Audacity 2.1.2 does not save files in a format that NAudio can use so SoundForge was used instead.
The processing pipeline
1. Load the image file using NAudio library
2. Extract data points in normalized floating point (-1.0 to 1.0 range)
3. Create images showing mark/space positions (used to verify alignment against pulses)
4. Transform data points using MathNet.Numerics library (Bluestein fourier transform)
5. Clip transformed data to 20KHz upper limit (an almost arbitrary choice that removes aliasing from higher resolution audio sources)
6. Emit linear image (distorted)
7. Emit log scaled image (log frequency scale, amplified to give full dynamic range in image) (all images displayed are from this output)
On extracting data points - step 2
Data points are grouped together by a frame size.
The size of the frame can be controlled (fewer or greater data points per frame), and offset in the source data file.
On the mark space images - step 3 and 50Hz frequency
The starting point for each pulse/frame within the signal isn't fully known. A calibration image is emitted which is reviewed to ensure that one and only one pulse is contained within each sample (frame).
What is being sought here is the goldilocks size of frame and its offset. To large and adjacent data pulses will be merged together (contaminating each other), while too small a frame size means that not all of a pulse will be processed and the output is lower resolution (also contaminated).
Notice how well or badly badly each pulse fits within each frame.
Note that the output image below has been stretched so that the same number of frames are emitted for comparison (this means that a larger or smaller part of the signal is shown).

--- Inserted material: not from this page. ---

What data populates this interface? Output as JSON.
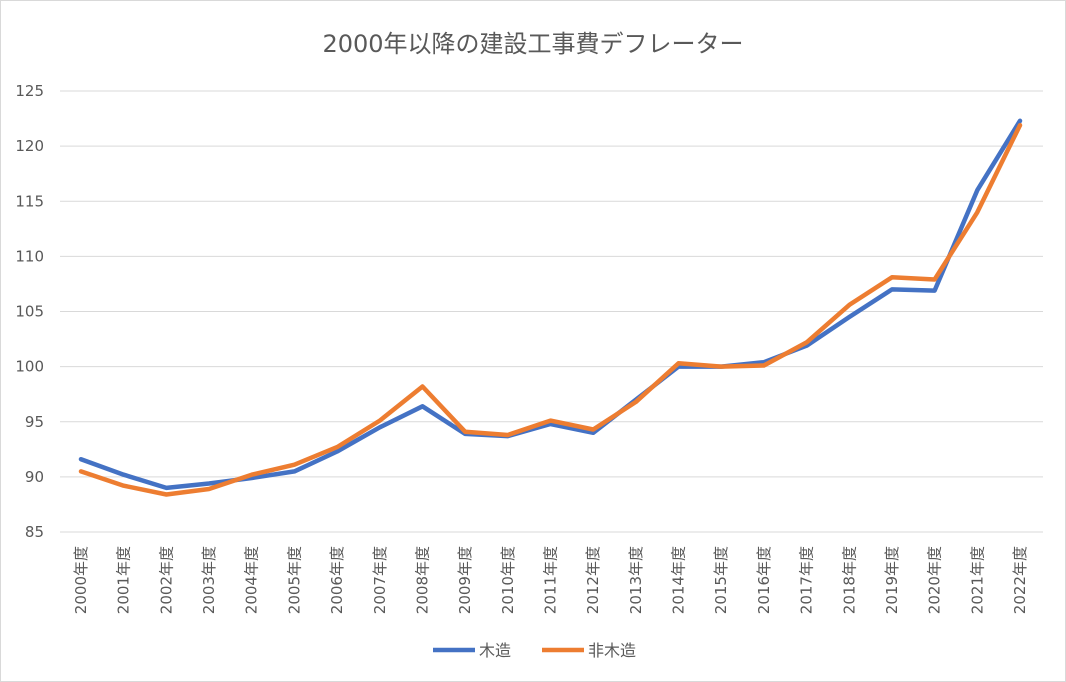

The source audio is cleaned with a 400Hz high pass filter with 48dB rolloff/octave, which makes it easier to see where the pulses start/end.
The size of the frame is determined by the audio frequency. By experimentation the following sizes have been found to be ideal:
192kHz use 3840 samples per frame
44.1kHz use 882 samples per frame
48kHz use 960 samples per frame
This gives precisely 50 frames per second, or a pulse transmission rate of 50Hz.
It follows that 3 seconds of audio will only contain 150 data points for converting into an image.
On the fourier transformation
The use of the Bluestein transform allows frame sizes that are not a power of two. It isn't possible to guarantee the size of the frame will match the restrictions of a Fast Fourier Transform (power of two frame sizes only).
On the log scaled image
As this is a non-linear mapping on the vertical axis then some explanation of the processing is required as it gives a characteristic banding.
At low frequencies each data point moves a large number of pixels. There is no additional data available to fill in the gaps and interpolation would not introduce any additional information either.
At high frequencies then a different problem arises: two or more rows of output can map to the same row of pixels. This occurs in the top part of the image. In this case their amplitude is added together. The fall off in intensity at higher frequencies is offset by the way in which these intensities are binned together. There no significant loss of information from this process.